Maybe it’s got something to do with the weather in the UK: it’s usually grey. In keeping with avoiding black and white, in July 2008, Tom Wright criticised GAFCON in this way:
It is to say, rather, that the GAFCON proposals are not only not needed in England but are positively harmful and indeed offensive. This was more or less what I said on the radio last Thursday, where I distinguished carefully between the American and English situations. AS FAR AS ENGLAND IS CONCERNED, it is damaging, arrogant and irrelevant for GAFCON leaders to say, as they are now doing, ‘choose you this day whom you will serve’, with the implication that there are now only two parties in the church, the orthodox and the liberals, and that to refuse to sign up to GAFCON is to decide for the liberals. Things are just not like that. Certainly not here in England.
The Church of England does seem to be moving full steam ahead in that direction, though:
A proposal to give the partners of gay priests some of the same rights that are awarded to priests’ spouses is likely to spark a new row over homosexuality.
Bishops and senior clergy will debate at next month’s General Synod whether the Church should provide same-sex couples with the same financial benefits as are awarded to married couples.
Traditionalists have expressed strong opposition to the move, which they claim would give official recognition to homosexual relationships.
They warn that affording equal treatment to heterosexual and homosexual couples would undermine the Church’s teaching on marriage.
At present, the Church bars clergy from being in active gay relationships, although it bowed to pressure to allow them to enter civil partnerships on the condition that they are celibate.
If this is sufficiently important to risk the stability – what’s left of it – of the Church of England by bringing a motion to General Synod, there must surely be a significant number of homosexual clergy in “celibate” – nudge, wink – relationships. If this motion is brought to GS, let alone if it passes, it will make a mockery of the CoE’s teaching on marriage.

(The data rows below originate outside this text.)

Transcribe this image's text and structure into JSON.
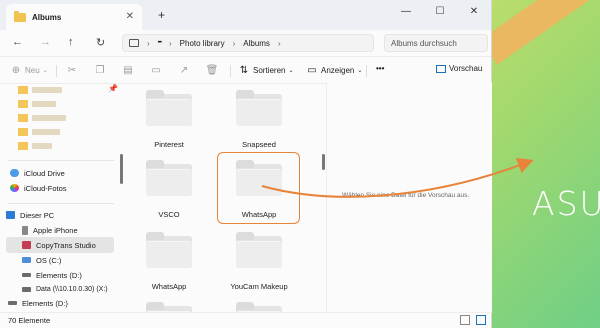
{
  "window": {
    "tab_title": "Albums",
    "new_tab": "+",
    "tab_close": "✕",
    "minimize": "—",
    "maximize": "☐",
    "close": "✕"
  },
  "address": {
    "back": "←",
    "forward": "→",
    "up": "↑",
    "refresh": "↻",
    "more": "•••",
    "crumbs": [
      "Photo library",
      "Albums"
    ],
    "search_placeholder": "Albums durchsuch"
  },
  "toolbar": {
    "new_label": "Neu",
    "sort_label": "Sortieren",
    "view_label": "Anzeigen",
    "more": "•••",
    "preview_label": "Vorschau"
  },
  "sidebar": {
    "items": [
      {
        "label": "iCloud Drive",
        "icon": "cloud-icon"
      },
      {
        "label": "iCloud-Fotos",
        "icon": "photos-icon"
      },
      {
        "label": "Dieser PC",
        "icon": "pc-icon"
      },
      {
        "label": "Apple iPhone",
        "icon": "phone-icon"
      },
      {
        "label": "CopyTrans Studio",
        "icon": "app-icon"
      },
      {
        "label": "OS (C:)",
        "icon": "drive-icon"
      },
      {
        "label": "Elements (D:)",
        "icon": "drive-icon"
      },
      {
        "label": "Data (\\\\10.10.0.30) (X:)",
        "icon": "network-drive-icon"
      },
      {
        "label": "Elements (D:)",
        "icon": "drive-icon"
      }
    ]
  },
  "folders": [
    {
      "name": "Pinterest"
    },
    {
      "name": "Snapseed"
    },
    {
      "name": "VSCO"
    },
    {
      "name": "WhatsApp"
    },
    {
      "name": "WhatsApp"
    },
    {
      "name": "YouCam Makeup"
    }
  ],
  "preview": {
    "message": "Wählen Sie eine Datei für die Vorschau aus."
  },
  "status": {
    "count": "70 Elemente"
  },
  "desktop": {
    "logo": "ASUS"
  },
  "colors": {
    "highlight": "#e8833a",
    "folder": "#e4e4e4"
  }
}
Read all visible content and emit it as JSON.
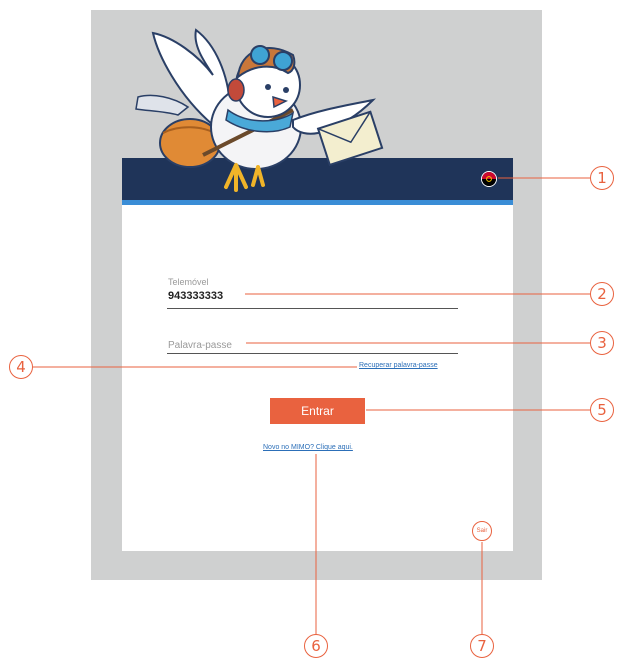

So, Tom, is it time for ‘choose you this day whom you will serve’, yet?
The idea of avoiding a choice means that the C of E can just go on and on and on fudging and evading. Certainly (as I have argued on my own website) there are clearer indications of orthodoxy than attitudes to homosexuality (the nature of Jesus, the one Lordship, to name but the two most crucial). I accept that there are various shades of difference within English Anglicanism, as Wright says; but at the end of it, there’s just one reality. In the end, all Anglicans – particularly church leaders – all Christians – have to choose, decide, commit; notice how often Jesus required just that.